En amont du concert, deux magazines allemands en pipèrent les dés, l’un par maladresse en annonçant abusivement l’œuvre comme une « musique pour le Che » alors que la partition porte simplement la mention « in memoriam Ernesto Guevara » suite à l’assassinat survenu deux mois plus tôt, et l’autre de propos délibéré en présentant Henze comme thuriféraire d’une esthétique réactionnaire qui se serait emparé par un traitement frivole du drame historique. C’était faire double insulte à un artiste réellement engagé en politique et dont le travail, pour s’inscrire en résistance d’une avant-garde décapante, ne sacrifiait en rien à quelque inféconde nostalgie, plus certainement concentré à développer son propre langage qu’à s’affirmer dans des batailles de clochers. Ces articles avivent le feu d’une Allemagne alors sous tension, si bien que des étudiants fixent un drapeau rouge sur scène, distribuent des tracts à l’entrée et collent une affiche du Che dans le hall. Mais voilà que les choristes du RIAS Kammerchor de Berlin refusent de se produire sous le symbole du communisme dont ont souffre de l’autre côté du mur ! Le soprano veut chanter, le baryton dit que non, et ainsi de suite, dans une confrontation de plus en plus animée. Armée et casquée, la police intervient, précipitant à travers une porte vitrée le librettiste qui tentait une médiation, avant de l’arrêter parmi bien d’autres. Un responsable de la NDR enlève le drapeau, le compositeur prend le micro pour dénoncer la brutalité policière et se trouve malgré lui endosser un rôle de tribun ! Pour finir, le concert est annulé. La solitude qui s’ensuivit des années durant, les idées fausses et les jugements viciés à son égard, ont beaucoup affligé Hans Werner Henze.
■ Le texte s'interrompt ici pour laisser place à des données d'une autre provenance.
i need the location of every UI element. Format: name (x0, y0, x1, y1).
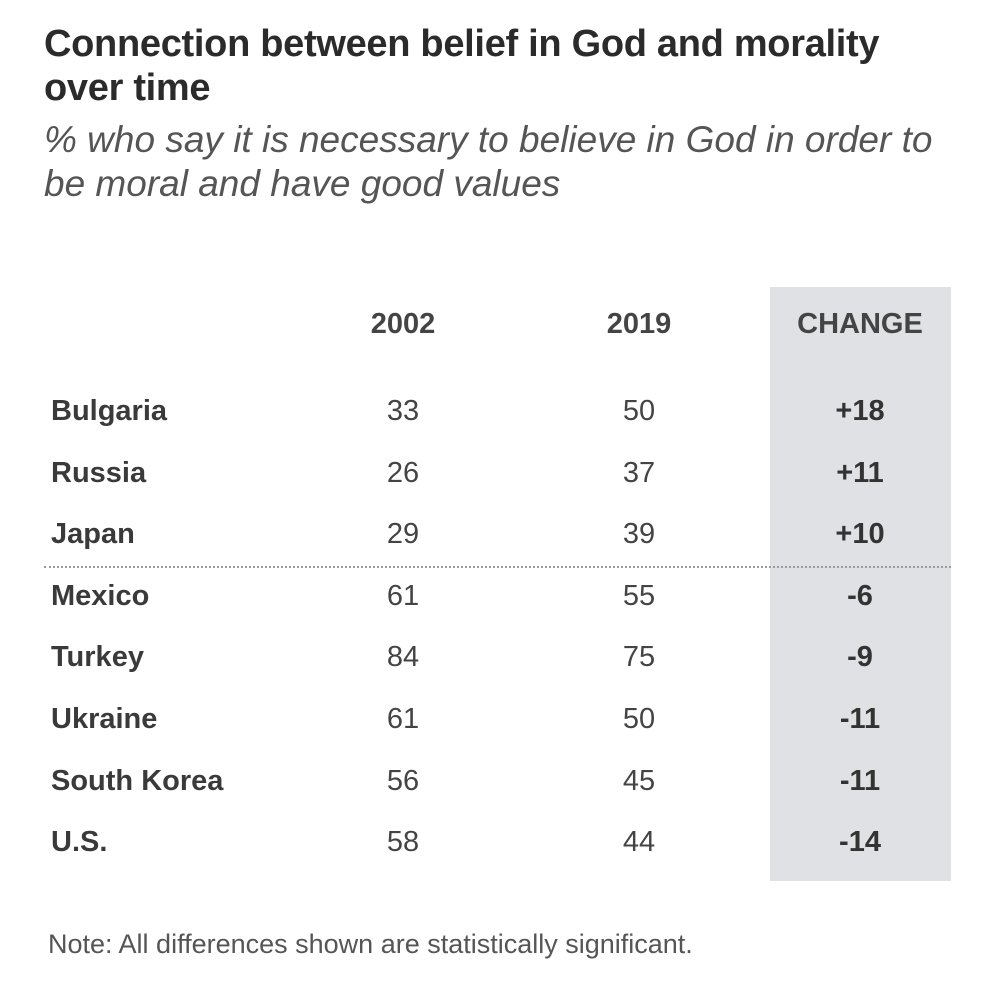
change-column-highlight (770, 287, 951, 881)
value-2002: 61 (386, 703, 420, 735)
table-row: U.S. 58 44 -14 (0, 822, 990, 884)
value-2002: 26 (386, 456, 420, 489)
value-2019: 55 (622, 579, 656, 612)
country-label: Ukraine (51, 703, 158, 735)
chart-title: Connection between belief in God and mor… (44, 23, 880, 109)
value-change: +18 (835, 395, 885, 427)
country-label: Mexico (51, 579, 150, 612)
table-row: Turkey 84 75 -9 (0, 637, 990, 699)
country-label: Russia (51, 456, 147, 489)
value-2019: 50 (622, 703, 656, 735)
value-2019: 44 (622, 826, 656, 859)
value-2019: 50 (622, 395, 656, 427)
value-2019: 45 (622, 764, 656, 797)
value-2019: 37 (622, 456, 656, 489)
column-header-change: CHANGE (797, 308, 923, 340)
value-2002: 61 (386, 579, 420, 612)
value-2002: 33 (386, 395, 420, 427)
table-row: Bulgaria 33 50 +18 (0, 391, 990, 453)
footnote: Note: All differences shown are statisti… (48, 929, 693, 959)
value-change: -11 (839, 703, 881, 735)
value-2019: 39 (622, 518, 656, 551)
group-divider (44, 566, 951, 568)
country-label: U.S. (51, 826, 108, 859)
value-change: -11 (839, 764, 881, 797)
value-2002: 29 (386, 518, 420, 551)
value-2002: 56 (386, 764, 420, 797)
column-header-2019: 2019 (606, 308, 672, 340)
value-change: -14 (839, 826, 881, 859)
table-row: South Korea 56 45 -11 (0, 761, 990, 823)
column-header-2002: 2002 (370, 308, 436, 340)
table-row: Mexico 61 55 -6 (0, 576, 990, 638)
value-2002: 84 (386, 641, 420, 674)
value-change: -9 (847, 641, 873, 674)
value-change: +10 (835, 518, 885, 551)
country-label: Japan (51, 518, 135, 551)
value-2002: 58 (386, 826, 420, 859)
country-label: Bulgaria (51, 395, 168, 427)
table-row: Russia 26 37 +11 (0, 453, 990, 515)
chart-subtitle: % who say it is necessary to believe in … (44, 119, 933, 204)
value-2019: 75 (622, 641, 656, 674)
value-change: +11 (836, 456, 884, 489)
country-label: South Korea (51, 764, 224, 797)
table-row: Japan 29 39 +10 (0, 514, 990, 576)
value-change: -6 (847, 579, 873, 612)
country-label: Turkey (51, 641, 144, 674)
table-row: Ukraine 61 50 -11 (0, 699, 990, 761)
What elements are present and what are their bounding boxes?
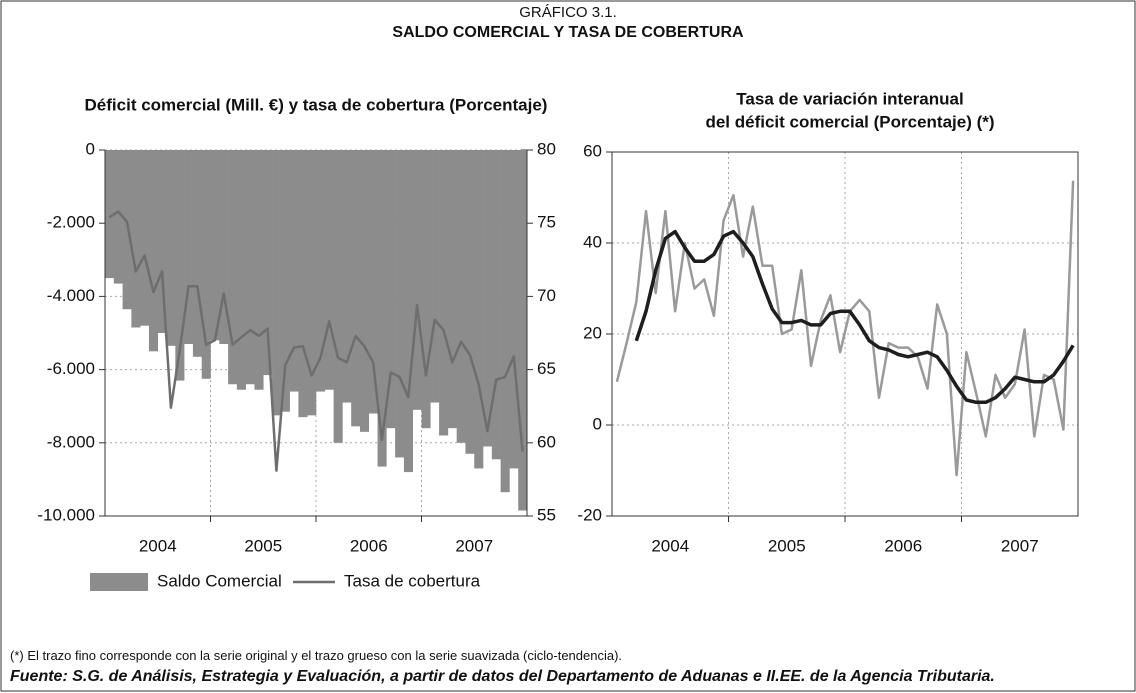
y-tick-label: -8.000	[47, 432, 95, 451]
chart-title: del déficit comercial (Porcentaje) (*)	[705, 112, 994, 131]
bar	[263, 150, 273, 376]
y-tick-label: -10.000	[37, 505, 95, 524]
y2-tick-label: 70	[537, 286, 556, 305]
y2-tick-label: 65	[537, 359, 556, 378]
bar	[483, 150, 493, 447]
bar	[439, 150, 449, 436]
bar	[201, 150, 211, 379]
x-tick-label: 2004	[651, 536, 689, 555]
bar	[412, 150, 422, 410]
x-tick-label: 2007	[455, 536, 493, 555]
legend-label: Tasa de cobertura	[344, 571, 481, 590]
y-tick-label: -4.000	[47, 286, 95, 305]
bar	[175, 150, 185, 381]
bar	[465, 150, 475, 454]
line	[615, 180, 1075, 477]
y-tick-label: 0	[593, 414, 602, 433]
bar	[395, 150, 405, 458]
bar	[131, 150, 141, 328]
bar	[509, 150, 519, 469]
bar	[157, 150, 167, 333]
x-tick-label: 2006	[884, 536, 922, 555]
bar	[192, 150, 203, 357]
y2-tick-label: 55	[537, 505, 556, 524]
x-tick-label: 2006	[350, 536, 388, 555]
y2-tick-label: 60	[537, 432, 556, 451]
bar	[430, 150, 440, 403]
legend-label: Saldo Comercial	[157, 571, 282, 590]
y-tick-label: 40	[583, 232, 602, 251]
bar	[447, 150, 457, 429]
bar	[245, 150, 255, 385]
y-tick-label: -2.000	[47, 213, 95, 232]
bar	[456, 150, 466, 443]
plot-frame	[611, 151, 1079, 517]
bar	[500, 150, 510, 493]
x-tick-label: 2007	[1001, 536, 1039, 555]
figure-title: SALDO COMERCIAL Y TASA DE COBERTURA	[392, 24, 744, 41]
bar	[236, 150, 246, 390]
bar	[219, 150, 229, 344]
bar	[359, 150, 370, 432]
bar	[333, 150, 343, 443]
y-tick-label: 20	[583, 323, 602, 342]
figure-label: GRÁFICO 3.1.	[519, 4, 617, 21]
bar	[166, 150, 176, 346]
bar	[272, 150, 282, 416]
x-tick-label: 2005	[244, 536, 282, 555]
bar	[474, 150, 484, 469]
bar	[351, 150, 361, 427]
bar	[140, 150, 150, 326]
y-tick-label: 60	[583, 141, 602, 160]
bar	[280, 150, 290, 412]
y-tick-label: -6.000	[47, 359, 95, 378]
y2-tick-label: 75	[537, 213, 556, 232]
line	[634, 229, 1075, 405]
bar	[210, 150, 220, 341]
bar	[307, 150, 317, 416]
bar	[386, 150, 396, 429]
x-tick-label: 2004	[139, 536, 177, 555]
chart-title: Tasa de variación interanual	[736, 89, 963, 108]
x-tick-label: 2005	[768, 536, 806, 555]
footnote: (*) El trazo fino corresponde con la ser…	[10, 648, 623, 663]
y-tick-label: -20	[577, 505, 602, 524]
bar	[324, 150, 334, 390]
chart-title: Déficit comercial (Mill. €) y tasa de co…	[85, 95, 548, 114]
bar	[113, 150, 123, 284]
bar	[421, 150, 431, 429]
bar	[254, 150, 264, 390]
y2-tick-label: 80	[537, 139, 556, 158]
bar	[228, 150, 238, 385]
bar	[316, 150, 326, 392]
bar	[377, 150, 387, 467]
bar	[298, 150, 308, 418]
y-tick-label: 0	[86, 139, 95, 158]
bar	[148, 150, 159, 352]
legend-swatch	[90, 573, 148, 591]
bar	[368, 150, 378, 414]
line	[108, 210, 524, 472]
bar	[342, 150, 352, 403]
bar	[403, 150, 414, 473]
bar	[105, 150, 115, 279]
bar	[518, 150, 528, 511]
bar	[289, 150, 299, 392]
bar	[491, 150, 501, 460]
source: Fuente: S.G. de Análisis, Estrategia y E…	[10, 668, 995, 685]
bar	[184, 150, 194, 344]
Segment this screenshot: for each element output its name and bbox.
Das Floß der Medusa (révision de 1990) n’a rien de conventionnel, encore moins de traditionnel, avec sa percussion musclée, une scansion chorale puissante et les parties solistes de Charon, de La Mort et de Jean-Charles, le rescapé noir qui dans l’immensité agite sa chemise – rouge, comme le drapeau des contestataires hambourgeois de 1968 ! – dans le tableau de Géricault. Peter Schöne lui prête un baryton tendre qui a le pouvoir immédiat de toucher l’auditeur, par-delà l’écriture vocale semée d’embuches [lire notre chronique de Der Sturm]. Au Sprechgesang déclamatoire succèdent des phrasés plus lyriques. Sur son irrésistible élan dramatique tient principalement le souffle de l’œuvre. Toujours en souplesse, le soprano finlandais Camilla Nylund [lire nos chroniques de Tannhäuser, Salome, Rienzi, Rusalka, Die tote Stadt et Capriccio] campe une Mort d’une fiabilité exemplaire qui use d’une dynamique parfaitement maîtrisée. Le metteur en scène Peter Stein se charge du rôle de Charon avec un extrême précision du dire auquel il donne tout le poids qu’il faut.

À la tête des WDR Rundfunkchor, des Freiburger Domsingknaben et des SWR Vokalensemble und Sinfonieorchester, Péter Eötvös livre une interprétation d’une clarté indicible. La définition des lignes comme des timbres ménage des effets dramaturgiques imparables tout en favorisant la compréhension sensible de la démarche d’Henze. Dépourvue de lourdeur y compris dans le final percussif, si difficile à équilibrer, l’incroyable transparence de cette captation live d’un concert de novembre 2017, à l’Elbphilharmonie de Hambourg, est avant tout au service de l’expressivité. Depuis longtemps et partout le naufrage de La Méduse est devenu le symbole de la scandaleuse dégradation de l’Humain. Schnabel et Henze se sont emparés de son histoire désormais universelle afin de poser la question de la dignité accordée à tous face au désastre, quelle que soit sa classe sociale [lire notre chronique du 13 mars 2018]. Jouer et enregistrer leur œuvre ne saurait être anodin.